Right, but any eventual promotion path would allow this to subvert the 
user mempolicy or cpuset.mems if the demoted memory is eventually promoted 
to a DRAM node on its socket.  We've discussed not having the ability to 
map from the demoted page to either of these contexts and it becomes more 
difficult for shared memory.  We have page_to_nid() and page_zone() so we 
can always find the appropriate demotion or promotion node for a given 
page if there is a 1:1 relationship.

Do we lose anything with the strict 1:1 relationship between DRAM and PMEM 
nodes?  It seems much simpler in terms of implementation and is more 
intuitive.

> I think using pmem as a node is more natural than zone and less intrusive
> since we can just reuse all the numa APIs.
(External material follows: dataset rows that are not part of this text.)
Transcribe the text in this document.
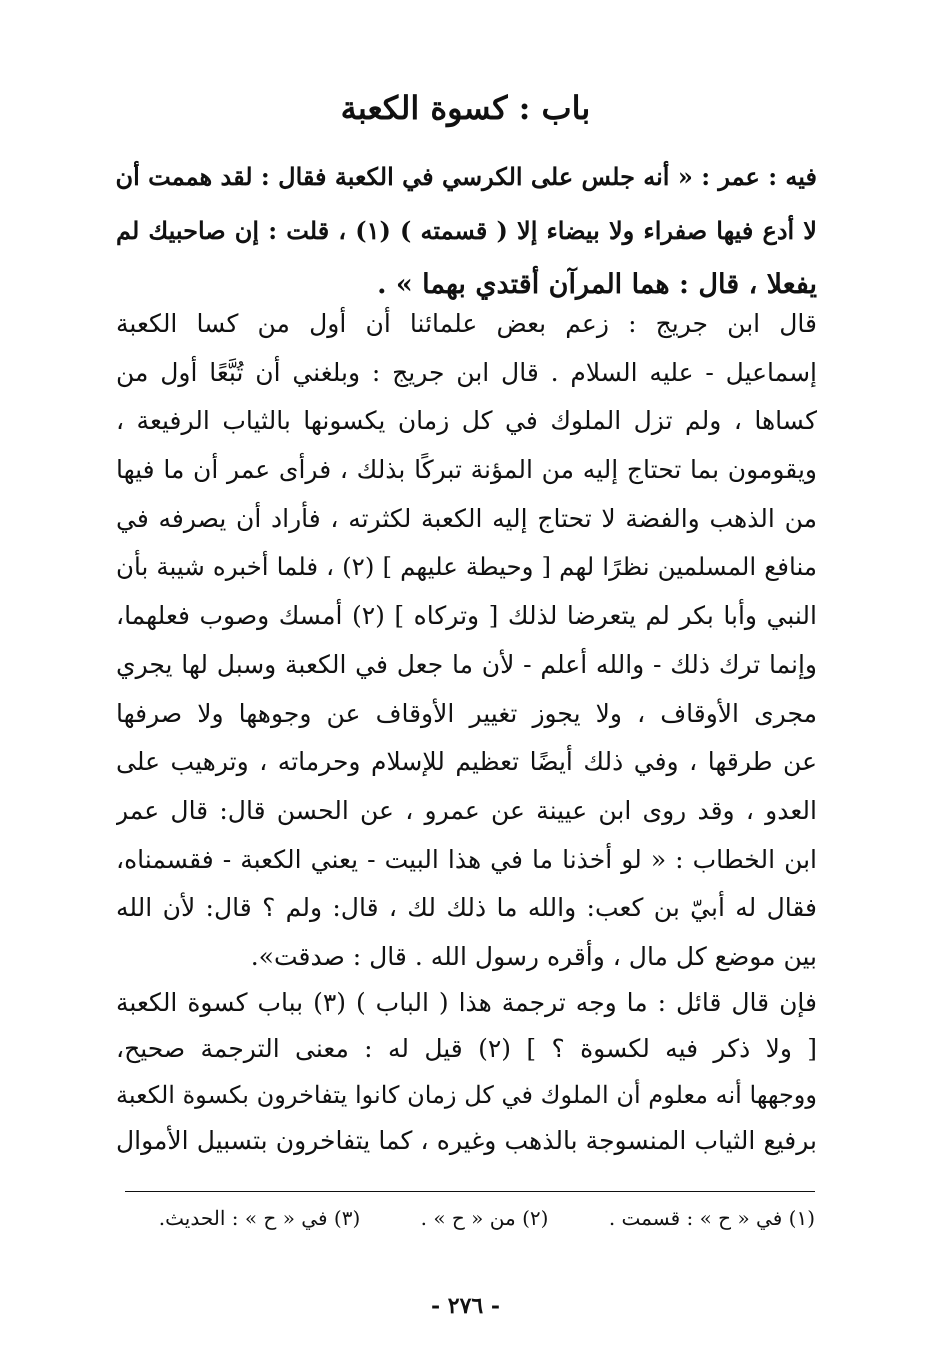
باب : كسوة الكعبة
فيه : عمر : « أنه جلس على الكرسي في الكعبة فقال : لقد هممت أن
لا أدع فيها صفراء ولا بيضاء إلا ( قسمته ) (١) ، قلت : إن صاحبيك لم
يفعلا ، قال : هما المرآن أقتدي بهما » .
قال ابن جريج : زعم بعض علمائنا أن أول من كسا الكعبة
إسماعيل - عليه السلام . قال ابن جريج : وبلغني أن تُبَّعًا أول من
كساها ، ولم تزل الملوك في كل زمان يكسونها بالثياب الرفيعة ،
ويقومون بما تحتاج إليه من المؤنة تبركًا بذلك ، فرأى عمر أن ما فيها
من الذهب والفضة لا تحتاج إليه الكعبة لكثرته ، فأراد أن يصرفه في
منافع المسلمين نظرًا لهم [ وحيطة عليهم ] (٢) ، فلما أخبره شيبة بأن
النبي وأبا بكر لم يتعرضا لذلك [ وتركاه ] (٢) أمسك وصوب فعلهما،
وإنما ترك ذلك - والله أعلم - لأن ما جعل في الكعبة وسبل لها يجري
مجرى الأوقاف ، ولا يجوز تغيير الأوقاف عن وجوهها ولا صرفها
عن طرقها ، وفي ذلك أيضًا تعظيم للإسلام وحرماته ، وترهيب على
العدو ، وقد روى ابن عيينة عن عمرو ، عن الحسن قال: قال عمر
ابن الخطاب : « لو أخذنا ما في هذا البيت - يعني الكعبة - فقسمناه،
فقال له أبيّ بن كعب: والله ما ذلك لك ، قال: ولم ؟ قال: لأن الله
بين موضع كل مال ، وأقره رسول الله . قال : صدقت».
فإن قال قائل : ما وجه ترجمة هذا ( الباب ) (٣) بباب كسوة الكعبة
[ ولا ذكر فيه لكسوة ؟ ] (٢) قيل له : معنى الترجمة صحيح،
ووجهها أنه معلوم أن الملوك في كل زمان كانوا يتفاخرون بكسوة الكعبة
برفيع الثياب المنسوجة بالذهب وغيره ، كما يتفاخرون بتسبيل الأموال
(١) في « ح » : قسمت . (٢) من « ح » . (٣) في « ح » : الحديث.
- ٢٧٦ -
If we treat pmem as a new zone I
> think the implementation may be more intrusive and complicated (i.e. need a
> new gfp flag) and user can't control the memory placement.
> 

This is an important decision to make, I'm not sure that we actually 
*want* all of these NUMA APIs :)  If my memory is demoted, I can simply do 
migrate_pages() back to DRAM and cause other memory to be demoted in its 
place.  Things like MPOL_INTERLEAVE over nodes {0,1,2} don't make sense.  
Kswapd for a DRAM node putting pressure on a PMEM node for demotion that 
then puts the kswapd for the PMEM node under pressure to reclaim it serves 
*only* to spend unnecessary cpu cycles.

Users could control the memory placement through a new mempolicy flag, 
which I think are needed anyway for explicit allocation policies for PMEM 
nodes.  Consider if PMEM is a zone so that it has the natural 1:1 
relationship with DRAM, now your system only has nodes {0,1} as today, no 
new NUMA topology to consider, and a mempolicy flag MPOL_F_TOPTIER that 
specifies memory must be allocated from ZONE_MOVABLE or ZONE_NORMAL (and I 
can then mlock() if I want to disable demotion on memory pressure).